| Publicada originalmente no Teletime | As operadoras de telecomunicações trouxeram para a Anatel uma ideia diferente de como criar um sistema para a identificação de chamadas de telemarketing e o bloqueio às práticas de “spoofing” (quando um usuário se identifica com um número que não é o seu). Em reunião realizada na semana passada na agência, e que se destinaria a sacramentar o modelo proposto pela Associação Brasileira de Telemarketing (ABT), por meio da solução stir/shaken, da Cleartech, as teles propuseram que o trabalho seja realizado agora pela ABR Telecom (Associação Brasileira de Recursos em Telecomunicações, formada pelas próprias operadoras), e que hoje cuida dos processos de integração entre diferentes empresas necessárias para roaming, portabilidade e outros temas.
A proposta foi recebida com um misto de ceticismo e alguma indignação pela Anatel, que já esperava encaminhar o problema por meio da ABTic, entidade que seria criada pela ABT para esse fim. Isso porque o modelo proposto do stir/shaken vem sendo discutido há oito meses, conta com um planejamento detalhado, modelo de financiamento (será bancado pelas empresas de telemarketing), proposta de governança e um cronograma negociado com a agência. Além disso, segundo fontes, faz cinco anos que a Anatel pressiona o setor de telecomunicações a encontrar uma solução contra o “spoofing”. Mesmo assim, a agência deu às operadoras 15 dias para se manifestarem sobre o modelo da ABT e espera que nesse período possam apresentar como seria o modelo da ABR Telecom. Segundo fontes da Anatel, qualquer modelo poderá ser aceito pela agência, desde que mantidas as mesmas premissas e prazos. A Anatel espera ter, ainda em 2023, o problema resolvido, para que em 2024 as chamadas possam ser autenticadas e identificadas, evitando uso abusivo das plataformas de telemarketing e práticas criminosas como spoofing.
Para as operadoras de telecomunicações, o que pesou contra a proposta da associação das empresas de telemarketing é que, mesmo que ela não tenha custo direto de contratação da solução, haveria um custo elevado de integração, não coberto. Além disso, existem várias questões de compliance interno, acesso a dados de clientes, legislação de proteção de dados e outros problemas operacionais que, no entendimento das teles, seriam demasiadamente complexos para serem resolvidos com uma nova entidade com as quais não têm relacionamento. Além disso, as teles querem ter maior controle sobre quem e como está sendo feito o gerenciamento das chamadas para provedores de valor adicionado, como as empresas de teleatendimento. No modelo desenhado por elas, a ABR Telecom contrataria o sistema (que pode ser a solução da Cleartech ou outra disponível no mercado), fará a integração com as teles e comercializará os serviços para as empresas de telemarketing. A relação entre operadoras e ABR Telecom tem mais de 20 anos e há um elevado grau de conhecimento mútuo das operações e da integração de sistemas necessária.

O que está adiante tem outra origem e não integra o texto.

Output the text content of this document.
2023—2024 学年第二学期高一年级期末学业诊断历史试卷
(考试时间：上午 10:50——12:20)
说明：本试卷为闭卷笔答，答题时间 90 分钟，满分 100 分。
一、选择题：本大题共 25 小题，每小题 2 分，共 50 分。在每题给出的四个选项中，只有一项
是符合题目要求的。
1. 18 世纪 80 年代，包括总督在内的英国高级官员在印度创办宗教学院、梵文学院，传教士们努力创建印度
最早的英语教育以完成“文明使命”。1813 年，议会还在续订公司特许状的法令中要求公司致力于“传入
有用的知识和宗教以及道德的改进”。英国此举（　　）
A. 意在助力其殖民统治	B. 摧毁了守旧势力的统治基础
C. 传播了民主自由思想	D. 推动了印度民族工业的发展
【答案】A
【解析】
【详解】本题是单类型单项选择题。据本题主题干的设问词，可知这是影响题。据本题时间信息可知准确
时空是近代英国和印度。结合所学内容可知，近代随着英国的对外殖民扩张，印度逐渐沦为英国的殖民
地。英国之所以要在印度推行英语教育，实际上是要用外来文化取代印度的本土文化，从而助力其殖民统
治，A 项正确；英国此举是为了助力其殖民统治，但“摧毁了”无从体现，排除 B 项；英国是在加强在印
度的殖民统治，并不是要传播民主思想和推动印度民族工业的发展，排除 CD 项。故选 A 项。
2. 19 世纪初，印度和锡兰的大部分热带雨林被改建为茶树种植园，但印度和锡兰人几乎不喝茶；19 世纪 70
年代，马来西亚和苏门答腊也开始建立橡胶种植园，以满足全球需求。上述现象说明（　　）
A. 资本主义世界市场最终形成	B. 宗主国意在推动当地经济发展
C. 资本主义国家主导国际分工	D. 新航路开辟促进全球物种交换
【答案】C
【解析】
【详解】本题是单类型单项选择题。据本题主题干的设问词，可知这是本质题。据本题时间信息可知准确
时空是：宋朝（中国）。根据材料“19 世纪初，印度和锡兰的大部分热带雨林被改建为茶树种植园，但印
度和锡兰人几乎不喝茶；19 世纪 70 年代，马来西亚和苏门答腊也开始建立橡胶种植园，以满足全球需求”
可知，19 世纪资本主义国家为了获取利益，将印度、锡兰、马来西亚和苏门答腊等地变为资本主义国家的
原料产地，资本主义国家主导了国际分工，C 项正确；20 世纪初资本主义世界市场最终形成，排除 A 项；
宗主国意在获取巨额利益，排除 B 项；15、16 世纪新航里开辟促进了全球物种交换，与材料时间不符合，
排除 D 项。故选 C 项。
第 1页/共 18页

A Anatel está aberta a analisar as opções, mas não admite que o assunto se alongue por mais tempo do que já tomou. Para a agência, uma proposta tão tardia das operadoras pode atrasar o processo, mas entende que por já haver uma alternativa colocada na mesa, que é o modelo da Associação Brasileira de Telemarketing, não haverá margem para procrastinação. “É preciso dar transparência para as chamadas e é preciso resolver o problema do spoofing de numeração, e isso precisa ser resolvido esse ano ainda”, pondera um dirigente da agência.
Além da resistência das operadoras de telecomunicações em abrirem a identificação das chamadas por um novo ator, há ainda resistências ao modelo da Anatel de identificar chamadas de cobrança. No entendimento de algumas empresas que atuam no segmento, a identificação facilita a vida dos devedores. Uma das propostas colocadas para a Anatel é que se identifique apenas as chamadas conhecidas como ‘mar aberto'”, quando existe prospecção de clientes por meio de telemarketing, mas quando o contato for com usuários com os quais já haja relacionamento comercial, isso não precisaria passar por uma identificação.
Para a agência, contudo, o fato de alguém ter dívidas que precisam ser cobradas não pode ser um argumento para práticas abusivas de telemarketing. E no caso de chamadas identificadas das próprias operadoras, o usuário teria um incentivo ao saber quem é que está chamando.